2.1. Présentation générale des berceuses en langues kanak
La berceuse est un genre littéraire encore très vivace en NC. Chantée, scandée ou rythmée, elle soutient les pratiques de maternage et le développement des premières acquisitions langagières, culturelles et psycho-motrices des enfants. À l’instar de Iona & Peter Opie (1959), d’Arleo & Despringre (1997), nous distinguons les nursery lore (les chants que les adultes transmettent aux enfants), des children’s folklore (des chants interprétés par les enfants entre eux). En langues kanak, les locuteurs distinguent linguistiquement l’acte de ‘parler’ versus celui de ‘chanter’ : ‘qene’ vs ‘nyima’, en langue drehu ; ‘nengocè’ vs ‘era’ en nengone9. Les divers genres vocaux qui composent le répertoire de littératures orales sont ensuite désignés selon une terminologie spécifique. Celle-ci varie d’une langue à l’autre, parfois même d’un espace à un autre, y compris dans une même langue d’expression (Geneix-Rabault & Wacalie 2019). En drehu10, nyima désigne l’action de « chanter » et le « chant ». Les genres peuvent ensuite être distingués au moyen d’une caractérisation qui accompagne le terme générique. On précisera notamment les destinataires des chants et leur fonction : nyima nyine amekölen la nekönatr11 la « berceuse », nyima koi ha nekönatr le « chant pour enfants », nyima i ha nekönatr le « chant des enfants », trengewekë la « formulette12 » (ou comptine), etc. La terminologie employée pour désigner la berceuse renvoie au genre lui-même et au bercement, ainsi qu’à des syllabes non-sensiques représentatives de la phonologie de la langue d’expression : en drehu, eaea pepe signifie littéralement « bercer bébé » ou eaean la « berceuse ». En nengone, la forme linguistique haehae se construit à partir de sons vocaliques rédupliqués pour désigner ce genre vocal.

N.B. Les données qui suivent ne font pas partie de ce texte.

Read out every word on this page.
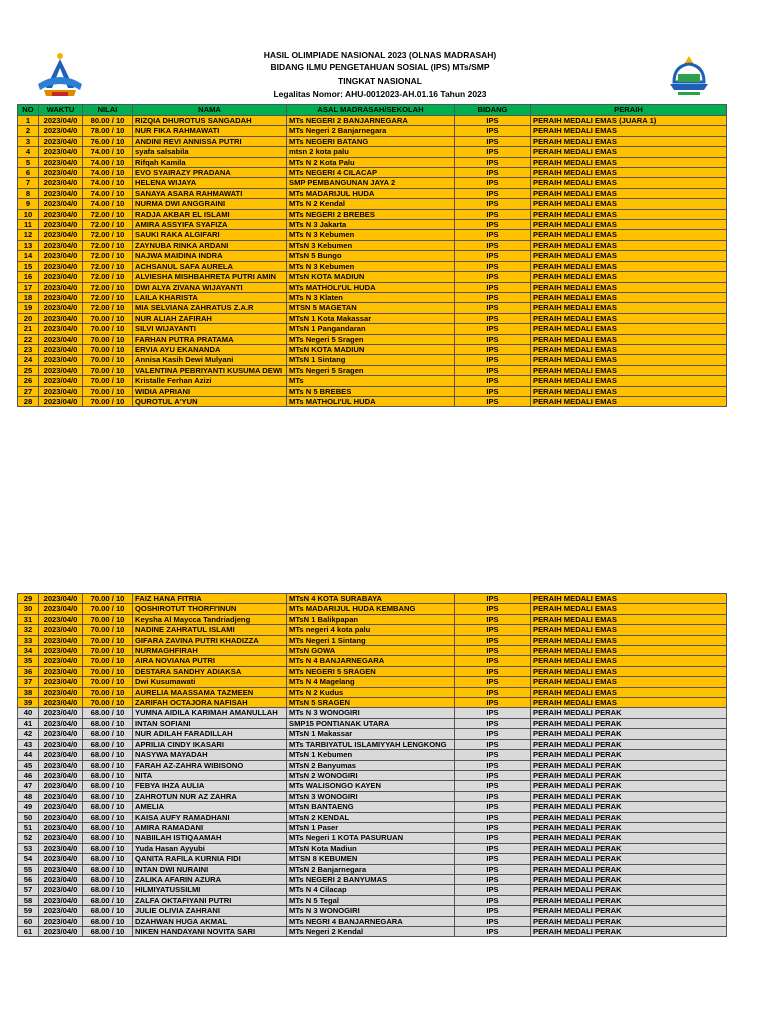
HASIL OLIMPIADE NASIONAL 2023 (OLNAS MADRASAH)
BIDANG ILMU PENGETAHUAN SOSIAL (IPS) MTs/SMP
TINGKAT NASIONAL
Legalitas Nomor: AHU-0012023-AH.01.16 Tahun 2023
NO	WAKTU	NILAI	NAMA	ASAL MADRASAH/SEKOLAH	BIDANG	PERAIH
1	2023/04/0	80.00 / 10	RIZQIA DHUROTUS SANGADAH	MTs NEGERI 2 BANJARNEGARA	IPS	PERAIH MEDALI EMAS (JUARA 1)
2	2023/04/0	78.00 / 10	NUR FIKA RAHMAWATI	MTs Negeri 2 Banjarnegara	IPS	PERAIH MEDALI EMAS
3	2023/04/0	76.00 / 10	ANDINI REVI ANNISSA PUTRI	MTs NEGERI BATANG	IPS	PERAIH MEDALI EMAS
4	2023/04/0	74.00 / 10	syafa salsabila	mtsn 2 kota palu	IPS	PERAIH MEDALI EMAS
5	2023/04/0	74.00 / 10	Rifqah Kamila	MTs N 2 Kota Palu	IPS	PERAIH MEDALI EMAS
6	2023/04/0	74.00 / 10	EVO SYAIRAZY PRADANA	MTs NEGERI 4 CILACAP	IPS	PERAIH MEDALI EMAS
7	2023/04/0	74.00 / 10	HELENA WIJAYA	SMP PEMBANGUNAN JAYA 2	IPS	PERAIH MEDALI EMAS
8	2023/04/0	74.00 / 10	SANAYA ASARA RAHMAWATI	MTs MADARIJUL HUDA	IPS	PERAIH MEDALI EMAS
9	2023/04/0	74.00 / 10	NURMA DWI ANGGRAINI	MTs N 2 Kendal	IPS	PERAIH MEDALI EMAS
10	2023/04/0	72.00 / 10	RADJA AKBAR EL ISLAMI	MTs NEGERI 2 BREBES	IPS	PERAIH MEDALI EMAS
11	2023/04/0	72.00 / 10	AMIRA ASSYIFA SYAFIZA	MTs N 3 Jakarta	IPS	PERAIH MEDALI EMAS
12	2023/04/0	72.00 / 10	SAUKI RAKA ALGIFARI	MTs N 3 Kebumen	IPS	PERAIH MEDALI EMAS
13	2023/04/0	72.00 / 10	ZAYNUBA RINKA ARDANI	MTsN 3 Kebumen	IPS	PERAIH MEDALI EMAS
14	2023/04/0	72.00 / 10	NAJWA MAIDINA INDRA	MTsN 5 Bungo	IPS	PERAIH MEDALI EMAS
15	2023/04/0	72.00 / 10	ACHSANUL SAFA AURELA	MTs N 3 Kebumen	IPS	PERAIH MEDALI EMAS
16	2023/04/0	72.00 / 10	ALVIESHA MISHBAHRETA PUTRI AMIN	MTsN KOTA MADIUN	IPS	PERAIH MEDALI EMAS
17	2023/04/0	72.00 / 10	DWI ALYA ZIVANA WIJAYANTI	MTs MATHOLI'UL HUDA	IPS	PERAIH MEDALI EMAS
18	2023/04/0	72.00 / 10	LAILA KHARISTA	MTs N 3 Klaten	IPS	PERAIH MEDALI EMAS
19	2023/04/0	72.00 / 10	MIA SELVIANA ZAHRATUS Z.A.R	MTSN 5 MAGETAN	IPS	PERAIH MEDALI EMAS
20	2023/04/0	70.00 / 10	NUR ALIAH ZAFIRAH	MTsN 1 Kota Makassar	IPS	PERAIH MEDALI EMAS
21	2023/04/0	70.00 / 10	SILVI WIJAYANTI	MTsN 1 Pangandaran	IPS	PERAIH MEDALI EMAS
22	2023/04/0	70.00 / 10	FARHAN PUTRA PRATAMA	MTs Negeri 5 Sragen	IPS	PERAIH MEDALI EMAS
23	2023/04/0	70.00 / 10	ERVIA AYU EKANANDA	MTsN KOTA MADIUN	IPS	PERAIH MEDALI EMAS
24	2023/04/0	70.00 / 10	Annisa Kasih Dewi Mulyani	MTsN 1 Sintang	IPS	PERAIH MEDALI EMAS
25	2023/04/0	70.00 / 10	VALENTINA PEBRIYANTI KUSUMA DEWI	MTs Negeri 5 Sragen	IPS	PERAIH MEDALI EMAS
26	2023/04/0	70.00 / 10	Kristalle Ferhan Azizi	MTs	IPS	PERAIH MEDALI EMAS
27	2023/04/0	70.00 / 10	WIDIA APRIANI	MTs N 5 BREBES	IPS	PERAIH MEDALI EMAS
28	2023/04/0	70.00 / 10	QUROTUL A'YUN	MTs MATHOLI'UL HUDA	IPS	PERAIH MEDALI EMAS
29	2023/04/0	70.00 / 10	FAIZ HANA FITRIA	MTsN 4 KOTA SURABAYA	IPS	PERAIH MEDALI EMAS
30	2023/04/0	70.00 / 10	QOSHIROTUT THORFI'INUN	MTs MADARIJUL HUDA KEMBANG	IPS	PERAIH MEDALI EMAS
31	2023/04/0	70.00 / 10	Keysha Al Maycca Tandriadjeng	MTsN 1 Balikpapan	IPS	PERAIH MEDALI EMAS
32	2023/04/0	70.00 / 10	NADINE ZAHRATUL ISLAMI	MTs negeri 4 kota palu	IPS	PERAIH MEDALI EMAS
33	2023/04/0	70.00 / 10	GIFARA ZAVINA PUTRI KHADIZZA	MTs Negeri 1 Sintang	IPS	PERAIH MEDALI EMAS
34	2023/04/0	70.00 / 10	NURMAGHFIRAH	MTsN GOWA	IPS	PERAIH MEDALI EMAS
35	2023/04/0	70.00 / 10	AIRA NOVIANA PUTRI	MTs N 4 BANJARNEGARA	IPS	PERAIH MEDALI EMAS
36	2023/04/0	70.00 / 10	DESTARA SANDHY ADIAKSA	MTs NEGERI 5 SRAGEN	IPS	PERAIH MEDALI EMAS
37	2023/04/0	70.00 / 10	Dwi Kusumawati	MTs N 4 Magelang	IPS	PERAIH MEDALI EMAS
38	2023/04/0	70.00 / 10	AURELIA MAASSAMA TAZMEEN	MTs N 2 Kudus	IPS	PERAIH MEDALI EMAS
39	2023/04/0	70.00 / 10	ZARIFAH OCTAJORA NAFISAH	MTsN 5 SRAGEN	IPS	PERAIH MEDALI EMAS
40	2023/04/0	68.00 / 10	YUMNA AIDILA KARIMAH AMANULLAH	MTs N 3 WONOGIRI	IPS	PERAIH MEDALI PERAK
41	2023/04/0	68.00 / 10	INTAN SOFIANI	SMP15 PONTIANAK UTARA	IPS	PERAIH MEDALI PERAK
42	2023/04/0	68.00 / 10	NUR ADILAH FARADILLAH	MTsN 1 Makassar	IPS	PERAIH MEDALI PERAK
43	2023/04/0	68.00 / 10	APRILIA CINDY IKASARI	MTs TARBIYATUL ISLAMIYYAH LENGKONG	IPS	PERAIH MEDALI PERAK
44	2023/04/0	68.00 / 10	NASYWA MAYADAH	MTsN 1 Kebumen	IPS	PERAIH MEDALI PERAK
45	2023/04/0	68.00 / 10	FARAH AZ-ZAHRA WIBISONO	MTsN 2 Banyumas	IPS	PERAIH MEDALI PERAK
46	2023/04/0	68.00 / 10	NITA	MTsN 2 WONOGIRI	IPS	PERAIH MEDALI PERAK
47	2023/04/0	68.00 / 10	FEBYA IHZA AULIA	MTs WALISONGO KAYEN	IPS	PERAIH MEDALI PERAK
48	2023/04/0	68.00 / 10	ZAHROTUN NUR AZ ZAHRA	MTsN 3 WONOGIRI	IPS	PERAIH MEDALI PERAK
49	2023/04/0	68.00 / 10	AMELIA	MTsN BANTAENG	IPS	PERAIH MEDALI PERAK
50	2023/04/0	68.00 / 10	KAISA AUFY RAMADHANI	MTsN 2 KENDAL	IPS	PERAIH MEDALI PERAK
51	2023/04/0	68.00 / 10	AMIRA RAMADANI	MTsN 1 Paser	IPS	PERAIH MEDALI PERAK
52	2023/04/0	68.00 / 10	NABIILAH ISTIQAAMAH	MTs Negeri 1 KOTA PASURUAN	IPS	PERAIH MEDALI PERAK
53	2023/04/0	68.00 / 10	Yuda Hasan Ayyubi	MTsN Kota Madiun	IPS	PERAIH MEDALI PERAK
54	2023/04/0	68.00 / 10	QANITA RAFILA KURNIA FIDI	MTSN 8 KEBUMEN	IPS	PERAIH MEDALI PERAK
55	2023/04/0	68.00 / 10	INTAN DWI NURAINI	MTsN 2 Banjarnegara	IPS	PERAIH MEDALI PERAK
56	2023/04/0	68.00 / 10	ZALIKA AFARIN AZURA	MTs NEGERI 2 BANYUMAS	IPS	PERAIH MEDALI PERAK
57	2023/04/0	68.00 / 10	HILMIYATUSSILMI	MTs N 4 Cilacap	IPS	PERAIH MEDALI PERAK
58	2023/04/0	68.00 / 10	ZALFA OKTAFIYANI PUTRI	MTs N 5 Tegal	IPS	PERAIH MEDALI PERAK
59	2023/04/0	68.00 / 10	JULIE OLIVIA ZAHRANI	MTs N 3 WONOGIRI	IPS	PERAIH MEDALI PERAK
60	2023/04/0	68.00 / 10	DZAHWAN HUGA AKMAL	MTs NEGRI 4 BANJARNEGARA	IPS	PERAIH MEDALI PERAK
61	2023/04/0	68.00 / 10	NIKEN HANDAYANI NOVITA SARI	MTs Negeri 2 Kendal	IPS	PERAIH MEDALI PERAK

Généralement anonyme, le répertoire de berceuses en langues kanak est composé d’un panier commun de mélodies circulant d’interprètes en interprètes sans cloisonnement ni ‘frontières’ entre langue(s) d’expression : la chanson est socialement considérée comme un moyen de maintenir un lien affectif 1) avec son clan utérin une fois la femme mariée et installée dans l’espace de vie de son mari ; 2) avec un espace d’origine ou de vie dont on s’éloigne plus ou moins durablement pour des raisons économiques, professionnelles ou scolaires (Geneix-Rabault 2018). La berceuse est souvent rattachée à un contexte éducatif, qu’il soit familial, social, scolaire. Elle est liée à des souvenirs, des émotions, des expériences singulières et plurisensorielles vécues : son enfance, sa grand-mère, son timbre de voix, des odeurs, des saveurs, etc. Si les hommes bercent aussi, ce sont surtout les grands-mères qui chantent ce genre de chant comme le souligne ici Richard Washetine Wagegeine lors d’un entretien avec Eddy Wadrawane13 :
[…] lorsque l’enfant est entre l’état de veille et celui du sommeil. L’enfant est dans le besoin. Celui de s’endormir. Il faut quelqu’un pour lui « apporter le sommeil ». La grand-mère est donc, par l’intermédiaire de la berceuse, celle qui accompagne la transition d’un état à l’autre. (…) La berceuse fait partie des objets du « tacaera », le « lieu où planter le chant »14 (récit 1, 2022).
Privilège exclusif des femmes pendant longtemps, Flavien Caihe, étudiant de 3° année, souligne cette évolution sociale lors d’une présentation orale à l’université : « à une époque, lors des cérémonies coutumières, les hommes ne pouvaient pas porter les enfants dans les bras, alors qu’aujourd’hui c’est accepté et les femmes ne sont plus mal vues parce que leurs maris portent leurs enfants » (récit 2, 2022).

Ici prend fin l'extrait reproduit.